Here’s Arnold Kling:
4. Some prominent Republican politicians oppose monetary expansion. I think they are wrong, but I assume that their motives are sincere.
Unlike Arnold Kling, I don’t assume sincere motives for politicians. Here’s why:
1. Perry said he opposed Fed monetary expansion between now and the election. Why before the election? Could it help Obama?
2. A few months ago Romney was praising Bernanke for doing a good job, despite QE2, etc. That was when he was the GOP frontrunner. But now he’s fallen behind Fed-bashing Perry. What’s Romney’s new position:
GOP candidates Newt Gingrich and Mitt Romney made it clear this week they would not hesitate to shoot down “Helicopter Ben”Bernanke for his willingness to engage in what they see as overly accommodative monetary policy.

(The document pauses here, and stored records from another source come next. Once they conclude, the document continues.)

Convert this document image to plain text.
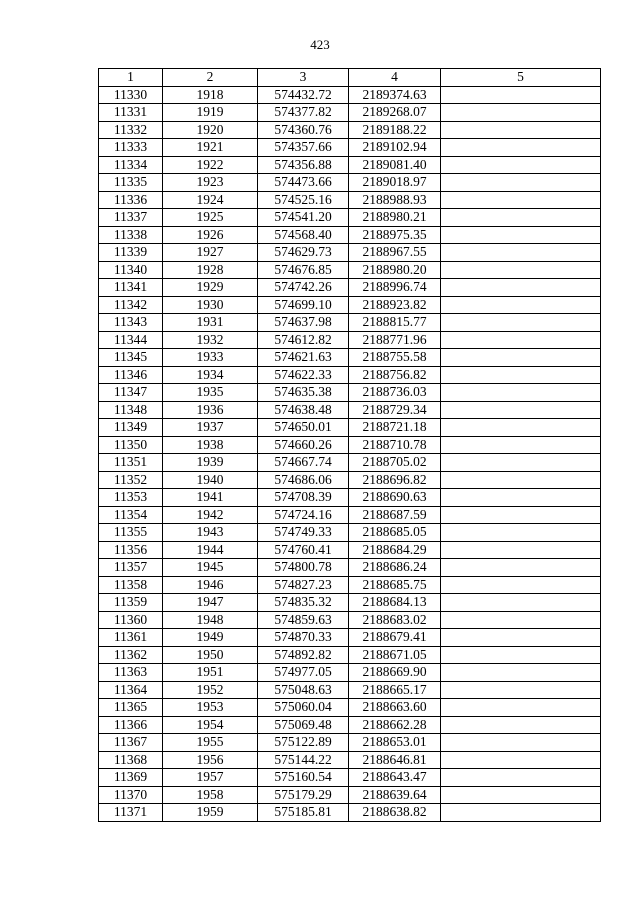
423
1	2	3	4	5
11330	1918	574432.72	2189374.63	
11331	1919	574377.82	2189268.07	
11332	1920	574360.76	2189188.22	
11333	1921	574357.66	2189102.94	
11334	1922	574356.88	2189081.40	
11335	1923	574473.66	2189018.97	
11336	1924	574525.16	2188988.93	
11337	1925	574541.20	2188980.21	
11338	1926	574568.40	2188975.35	
11339	1927	574629.73	2188967.55	
11340	1928	574676.85	2188980.20	
11341	1929	574742.26	2188996.74	
11342	1930	574699.10	2188923.82	
11343	1931	574637.98	2188815.77	
11344	1932	574612.82	2188771.96	
11345	1933	574621.63	2188755.58	
11346	1934	574622.33	2188756.82	
11347	1935	574635.38	2188736.03	
11348	1936	574638.48	2188729.34	
11349	1937	574650.01	2188721.18	
11350	1938	574660.26	2188710.78	
11351	1939	574667.74	2188705.02	
11352	1940	574686.06	2188696.82	
11353	1941	574708.39	2188690.63	
11354	1942	574724.16	2188687.59	
11355	1943	574749.33	2188685.05	
11356	1944	574760.41	2188684.29	
11357	1945	574800.78	2188686.24	
11358	1946	574827.23	2188685.75	
11359	1947	574835.32	2188684.13	
11360	1948	574859.63	2188683.02	
11361	1949	574870.33	2188679.41	
11362	1950	574892.82	2188671.05	
11363	1951	574977.05	2188669.90	
11364	1952	575048.63	2188665.17	
11365	1953	575060.04	2188663.60	
11366	1954	575069.48	2188662.28	
11367	1955	575122.89	2188653.01	
11368	1956	575144.22	2188646.81	
11369	1957	575160.54	2188643.47	
11370	1958	575179.29	2188639.64	
11371	1959	575185.81	2188638.82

In other words, if they somehow manage to become president, the head of America’s central bank gets an immediate pink slip, joining millions of others on the unemployment line.
Coincidence? I report, you decide.
3. After three years of headline CPI inflation averaging one percent, GOP House and Senate leaders send a letter to Bernanke demanding he not ease monetary policy. I don’t recall similar letters when the GOP held the presidency and was concerned about losing elections because of the bad economy, and inflation was much higher. Do you?
Some bloggers may err by using intemperate language like “treasonous.” But let’s not overreact by assuming politicians have sincere motives.
PS. Matt O’Brien of The New Republic has a good article on the politics of Fed bashing.